= Bao Kexin =

Chinese politician and business executive (1952–2019)

Bao Kexin (包克辛; June 1952 – 10 August 2019) was a Chinese politician and business executive. He served as Vice Governor of Guizhou Province and CEO and Chairman of China Grain Reserves Corporation (Sinograin), a major state-owned enterprise.

== Biography ==
Bao was born in June 1952 in Hangzhou, Zhejiang, China. During the Cultural Revolution, he was a sent-down youth in Yanggao County, Shanxi Province from 1968 to 1978. He joined the Chinese Communist Party in 1973.

He studied at Shanxi University of Finance and Economics from 1978 to 1979, and at Beijing Economics Institute from 1979 to 1982. After graduating with a bachelor's degree in trade and economics, he worked for two decades at the State Planning Commission (later State Development Planning Commission). In July 2001, he became Director of the Department of Investment of the State Development Planning Commission. In August 2002, Bao was appointed Vice Governor of Guizhou Province in Southwest China.

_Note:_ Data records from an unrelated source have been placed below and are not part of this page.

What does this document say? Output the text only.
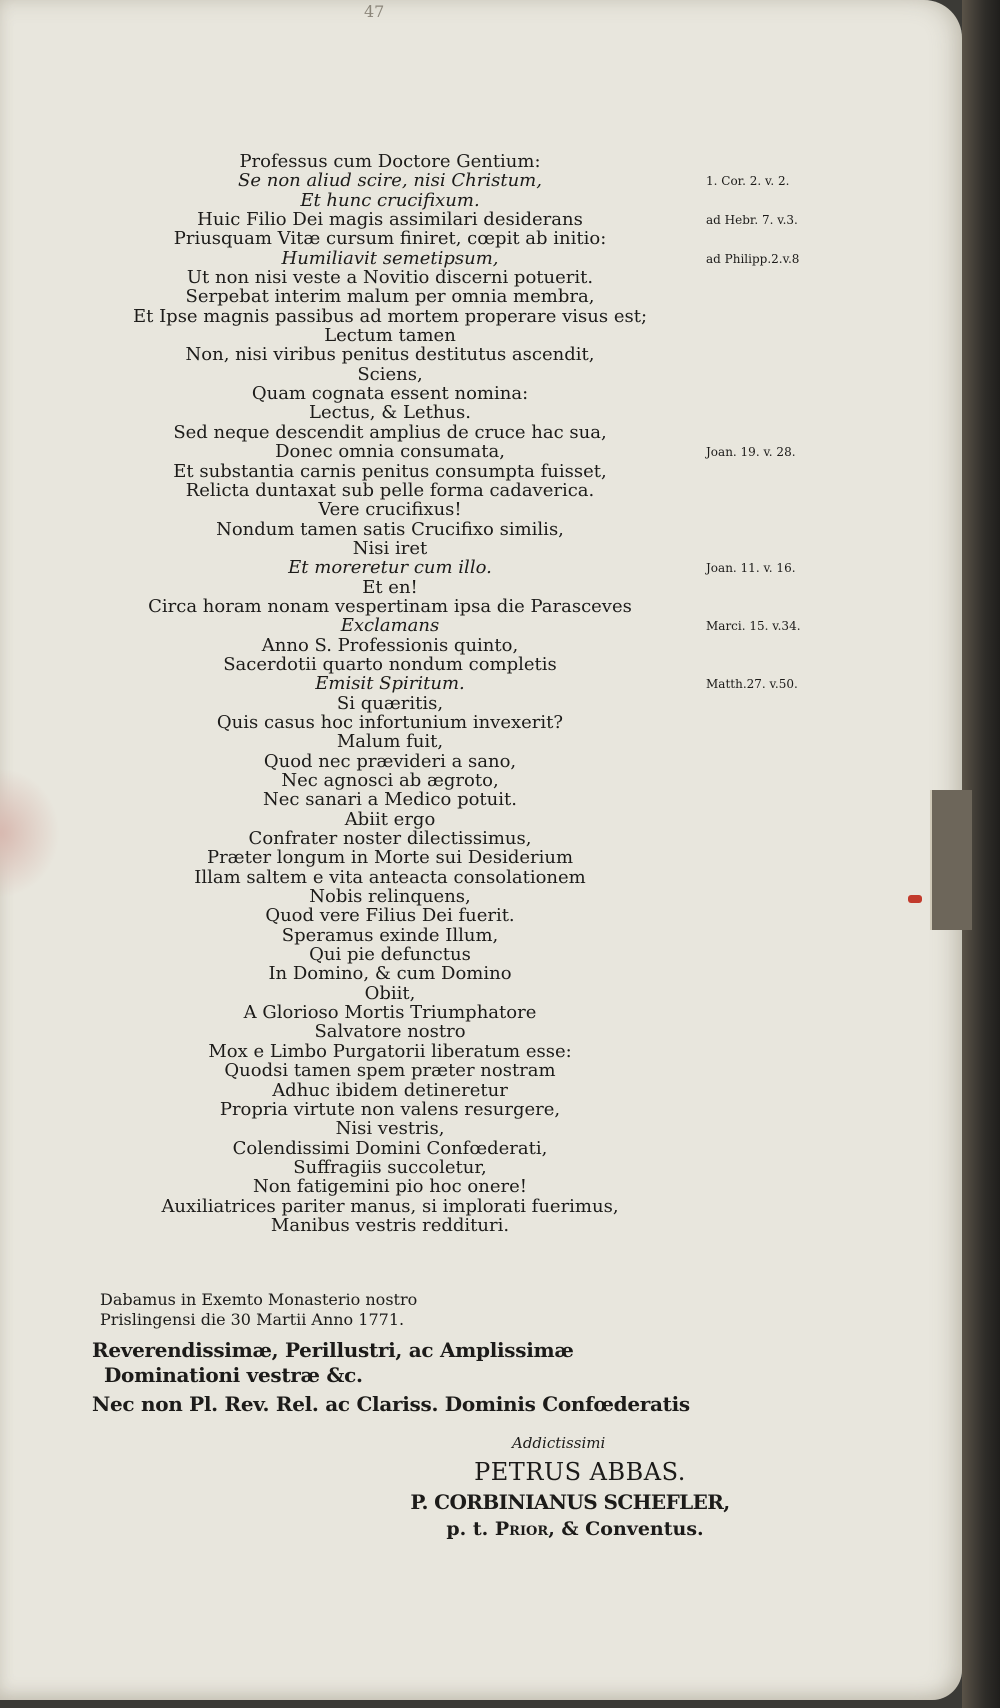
47
Professus cum Doctore Gentium:
Se non aliud scire, nisi Christum,
Et hunc crucifixum.
Huic Filio Dei magis assimilari desiderans
Priusquam Vitæ cursum finiret, cœpit ab initio:
Humiliavit semetipsum,
Ut non nisi veste a Novitio discerni potuerit.
Serpebat interim malum per omnia membra,
Et Ipse magnis passibus ad mortem properare visus est;
Lectum tamen
Non, nisi viribus penitus destitutus ascendit,
Sciens,
Quam cognata essent nomina:
Lectus, & Lethus.
Sed neque descendit amplius de cruce hac sua,
Donec omnia consumata,
Et substantia carnis penitus consumpta fuisset,
Relicta duntaxat sub pelle forma cadaverica.
Vere crucifixus!
Nondum tamen satis Crucifixo similis,
Nisi iret
Et moreretur cum illo.
Et en!
Circa horam nonam vespertinam ipsa die Parasceves
Exclamans
Anno S. Professionis quinto,
Sacerdotii quarto nondum completis
Emisit Spiritum.
Si quæritis,
Quis casus hoc infortunium invexerit?
Malum fuit,
Quod nec prævideri a sano,
Nec agnosci ab ægroto,
Nec sanari a Medico potuit.
Abiit ergo
Confrater noster dilectissimus,
Præter longum in Morte sui Desiderium
Illam saltem e vita anteacta consolationem
Nobis relinquens,
Quod vere Filius Dei fuerit.
Speramus exinde Illum,
Qui pie defunctus
In Domino, & cum Domino
Obiit,
A Glorioso Mortis Triumphatore
Salvatore nostro
Mox e Limbo Purgatorii liberatum esse:
Quodsi tamen spem præter nostram
Adhuc ibidem detineretur
Propria virtute non valens resurgere,
Nisi vestris,
Colendissimi Domini Confœderati,
Suffragiis succoletur,
Non fatigemini pio hoc onere!
Auxiliatrices pariter manus, si implorati fuerimus,
Manibus vestris reddituri.
1. Cor. 2. v. 2.
ad Hebr. 7. v.3.
ad Philipp.2.v.8
Joan. 19. v. 28.
Joan. 11. v. 16.
Marci. 15. v.34.
Matth.27. v.50.
Dabamus in Exemto Monasterio nostro
Prislingensi die 30 Martii Anno 1771.
Reverendissimæ, Perillustri, ac Amplissimæ
Dominationi vestræ &c.
Nec non Pl. Rev. Rel. ac Clariss. Dominis Confœderatis
Addictissimi
PETRUS ABBAS.
P. CORBINIANUS SCHEFLER,
p. t. Prior, & Conventus.
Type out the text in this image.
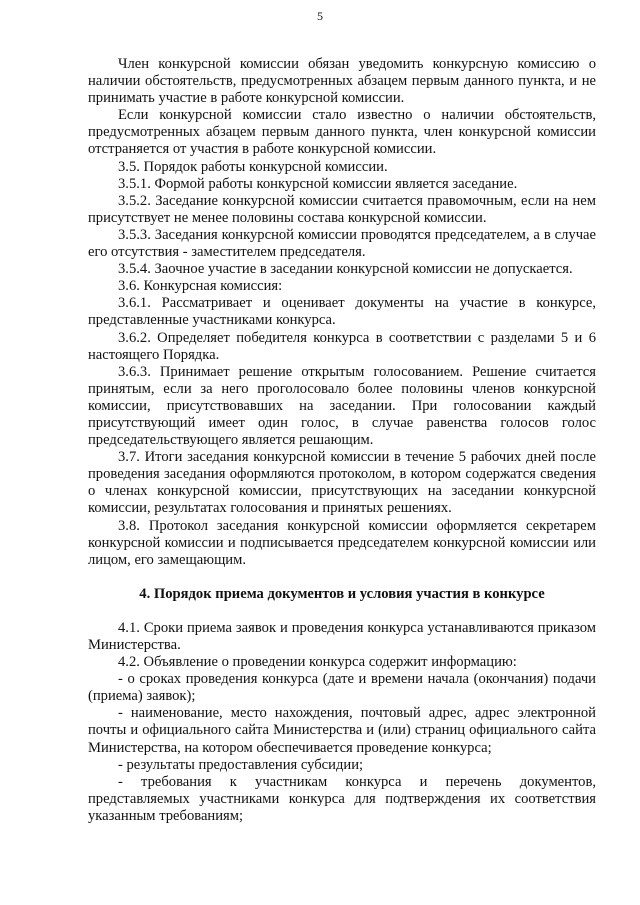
5

Член конкурсной комиссии обязан уведомить конкурсную комиссию о наличии обстоятельств, предусмотренных абзацем первым данного пункта, и не принимать участие в работе конкурсной комиссии.

Если конкурсной комиссии стало известно о наличии обстоятельств, предусмотренных абзацем первым данного пункта, член конкурсной комиссии отстраняется от участия в работе конкурсной комиссии.

3.5. Порядок работы конкурсной комиссии.

3.5.1. Формой работы конкурсной комиссии является заседание.

3.5.2. Заседание конкурсной комиссии считается правомочным, если на нем присутствует не менее половины состава конкурсной комиссии.

3.5.3. Заседания конкурсной комиссии проводятся председателем, а в случае его отсутствия - заместителем председателя.

3.5.4. Заочное участие в заседании конкурсной комиссии не допускается.

3.6. Конкурсная комиссия:

3.6.1. Рассматривает и оценивает документы на участие в конкурсе, представленные участниками конкурса.

3.6.2. Определяет победителя конкурса в соответствии с разделами 5 и 6 настоящего Порядка.

3.6.3. Принимает решение открытым голосованием. Решение считается принятым, если за него проголосовало более половины членов конкурсной комиссии, присутствовавших на заседании. При голосовании каждый присутствующий имеет один голос, в случае равенства голосов голос председательствующего является решающим.

3.7. Итоги заседания конкурсной комиссии в течение 5 рабочих дней после проведения заседания оформляются протоколом, в котором содержатся сведения о членах конкурсной комиссии, присутствующих на заседании конкурсной комиссии, результатах голосования и принятых решениях.

3.8. Протокол заседания конкурсной комиссии оформляется секретарем конкурсной комиссии и подписывается председателем конкурсной комиссии или лицом, его замещающим.

4. Порядок приема документов и условия участия в конкурсе

4.1. Сроки приема заявок и проведения конкурса устанавливаются приказом Министерства.

4.2. Объявление о проведении конкурса содержит информацию:

- о сроках проведения конкурса (дате и времени начала (окончания) подачи (приема) заявок);

- наименование, место нахождения, почтовый адрес, адрес электронной почты и официального сайта Министерства и (или) страниц официального сайта Министерства, на котором обеспечивается проведение конкурса;

- результаты предоставления субсидии;

- требования к участникам конкурса и перечень документов, представляемых участниками конкурса для подтверждения их соответствия указанным требованиям;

In April 2007, Bao was appointed CEO of China Grain Reserves Corporation (Sinograin), a major state-owned enterprise, before becoming chairman in April 2012. His tenure at Sinograin was highly controversial, as the company was accused of interfering with China's grain market, and dozens of its managers were convicted of corruption. Li Changxuan (李长轩), Chairman of Sinograin's subsidiary in Henan Province, was sentenced to life imprisonment for taking bribes. Bao was dismissed in October 2015 and replaced as chairman by Zhao Shuanglian (赵双连).

Bao was a delegate to the 11th and 12th National People's Congress, and served as a member of the National People's Congress Agriculture and Rural Affairs Committee.

Bao died on 10 August 2019 in Beijing at the age of 67.